- Episode no.: Season 1 Episode 4
- Original air date: March 8, 2011
- Running time: 42 minutes

Episode chronology
| ← Previous "State of Sex Offenders" | Next → "Online Brides" |

= Pray the Gay Away? =

"Pray the Gay Away?" is a 2011 episode of the American television series Our America with Lisa Ling. The episode, hosted by Ling, profiles several people as they seek to reconcile their homosexuality with their Christianity. It originally aired on OWN: Oprah Winfrey Network on March 8, 2011.

Speaking for those who believe that Christianity and homosexuality are incompatible was Alan Chambers, president of Exodus International, an ex-gay organization. Also interviewed were Janet Boynes, a woman who states she "walked away" from lesbianism eleven years earlier and who now runs her own ex-gay ministry, a man named Christian whom Janet has been counseling for the last four years and another man named Ethan, whom Ling met at an Exodus conference. Each of the men acknowledged that they still had feelings of attraction to the same sex. Only Boynes said she had no such feelings.

Ling also interviewed several people who had reconciled their sexuality and their faith. Among them was Michael Bussee, who had co-founded Exodus International in 1976 only to leave the group in 1979 when he found himself falling in love with another male founding member. Ling spotlighted The Naming Project, a summer camp program for gay and questioning Christian young people. Gay Lutheran and Naming Project co-founder Jay Wiesner was interviewed along with campers Chelsea, who went from being a closeted cheerleader to an openly lesbian prom queen, and Julian, who had been fired as a counselor-in-training at a Christian camp just two weeks before filming when his homosexuality was discovered.

Ling's examination of these two "paths" led her to conclude, "I'm not sure which path is more difficult, but while they couldn't be more different, I think they're both traveling in the same direction."
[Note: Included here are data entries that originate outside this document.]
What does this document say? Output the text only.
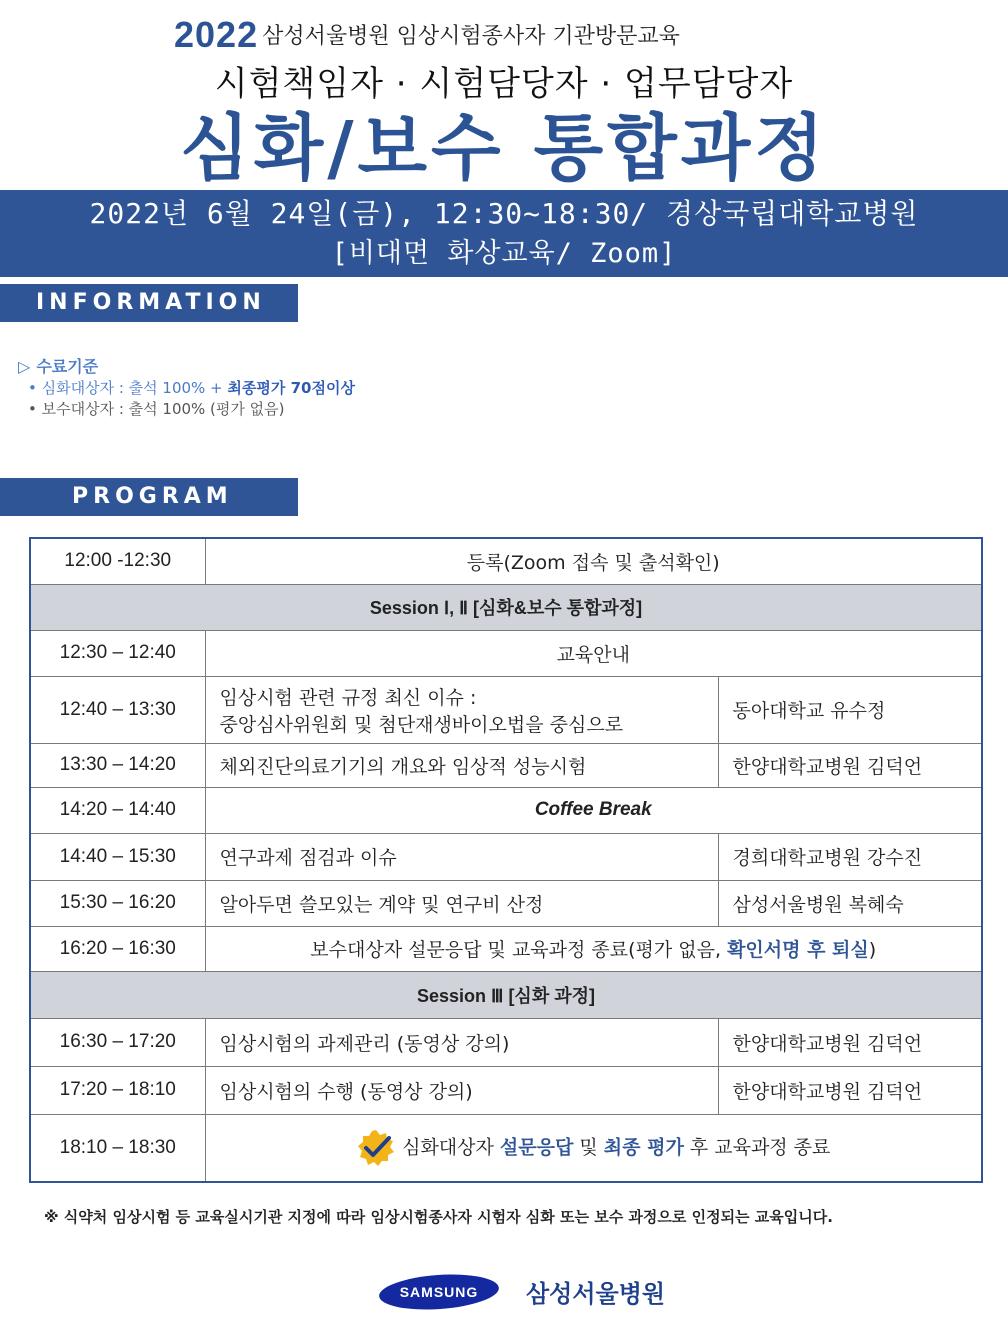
2022 삼성서울병원 임상시험종사자 기관방문교육
시험책임자 · 시험담당자 · 업무담당자
심화/보수 통합과정
2022년 6월 24일(금), 12:30~18:30/ 경상국립대학교병원
[비대면 화상교육/ Zoom]
INFORMATION
▷ 수료기준
• 심화대상자 : 출석 100% + 최종평가 70점이상
• 보수대상자 : 출석 100% (평가 없음)
PROGRAM
12:00 -12:30	등록(Zoom 접속 및 출석확인)	
Session Ⅰ, Ⅱ [심화&보수 통합과정]		
12:30 – 12:40	교육안내	
12:40 – 13:30	임상시험 관련 규정 최신 이슈 :
중앙심사위원회 및 첨단재생바이오법을 중심으로	동아대학교 유수정
13:30 – 14:20	체외진단의료기기의 개요와 임상적 성능시험	한양대학교병원 김덕언
14:20 – 14:40	Coffee Break	
14:40 – 15:30	연구과제 점검과 이슈	경희대학교병원 강수진
15:30 – 16:20	알아두면 쓸모있는 계약 및 연구비 산정	삼성서울병원 복혜숙
16:20 – 16:30	보수대상자 설문응답 및 교육과정 종료(평가 없음, 확인서명 후 퇴실)	
Session Ⅲ [심화 과정]		
16:30 – 17:20	임상시험의 과제관리 (동영상 강의)	한양대학교병원 김덕언
17:20 – 18:10	임상시험의 수행 (동영상 강의)	한양대학교병원 김덕언
18:10 – 18:30	심화대상자 설문응답 및 최종 평가 후 교육과정 종료	
※ 식약처 임상시험 등 교육실시기관 지정에 따라 임상시험종사자 시험자 심화 또는 보수 과정으로 인정되는 교육입니다.
SAMSUNG 삼성서울병원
Following the broadcast, Gayle King hosted Ling for a one-hour live program called "Pray the Gay Away? The Conversation Continues" featuring follow-up interviews with some of the participants and telephone calls from the public. Also appearing was Rashad Robinson from the Gay & Lesbian Alliance Against Defamation (GLAAD) who questioned Ling's decision not to place the individual stories she reported into the larger context of anti-gay discrimination in the United States and psychologist Andrea Macåri who noted that there is no reputable medical evidence that sexual orientation can be changed.

==Critical response==
GLAAD Media Strategist Justin Ward criticized "Pray the Gay Away?" for asking "a question that's already been answered". Noting that it has been almost 40 years since the American Psychological Association concluded that homosexuality is not a disorder, Ward called OWN "irresponsible" for broadcasting a program that he said had the potential to do harm to young people who may be enduring bullying and harassment for being gay. Ling, he added, should have included more information on the Christian denominations that accept LGBT people and that literal interpretation is only one of many ways to interpret the Bible.

Wayne Besen, founder of Truth Wins Out and a vocal critic of the ex-gay movement, faulted "Pray the Gay Away?" and Ling for an apparent lack of research into Exodus. He noted in particular the statement that "Exodus no longer promises to make you straight", which he disputed, and the failure to note that Janet Boynes is listed as a resource on Exodus's website. Besen called on OWN to refrain from re-broadcasting the episode.

A reviewer for gay-interest website AfterElton.com took Ling to task for presenting the ex-gay movement and the gay people of faith movement as morally equivalent. Noting a quote of Ling's from an earlier episode of Our America in which she deplores the manipulation of peoples' faith, he expressed disappointment at Ling's failure to expose the manipulations perpetrated by Exodus. Conversely, a reviewer for AfterElton's sister site, the lesbian-interest AfterEllen.com, called the episode "balanced and moving". Finding the episode to be less of a full exploration of the subject and more of a starting point for dialogue, she hoped that Ling would revisit the topic in a future episode and focus on whether sexual orientation is biologically based or behavioural.

==Follow-up==
On August 21, 2012, OWN aired a follow-up to "Pray the Gay Away?" entitled "Pray the Gay Away? — Breaking News". In it, Ling interviews Alan Chambers again about supposed changes in both his positions and the stances of Exodus International on the ex-gay subject. She also catches up with Christian, whom Ling describes as having "lost a little bit of light in his eyes".

OWN aired a third, special episode of Our America on June 20, 2013. Entitled "God & Gays", it featured a meeting between Alan Chambers and several "ex-gay survivors" in which Chambers issued an apology for the pain they experienced from trying to change their sexual orientation. Christian attended the meeting and in an interview explains that he has "come out, quietly, to [him]self" and that he is hopeful about building a community of like-minded people. Chambers expressed uncertainty about his own future and the future of Exodus International. The special aired one day after Exodus announced that it was disbanding.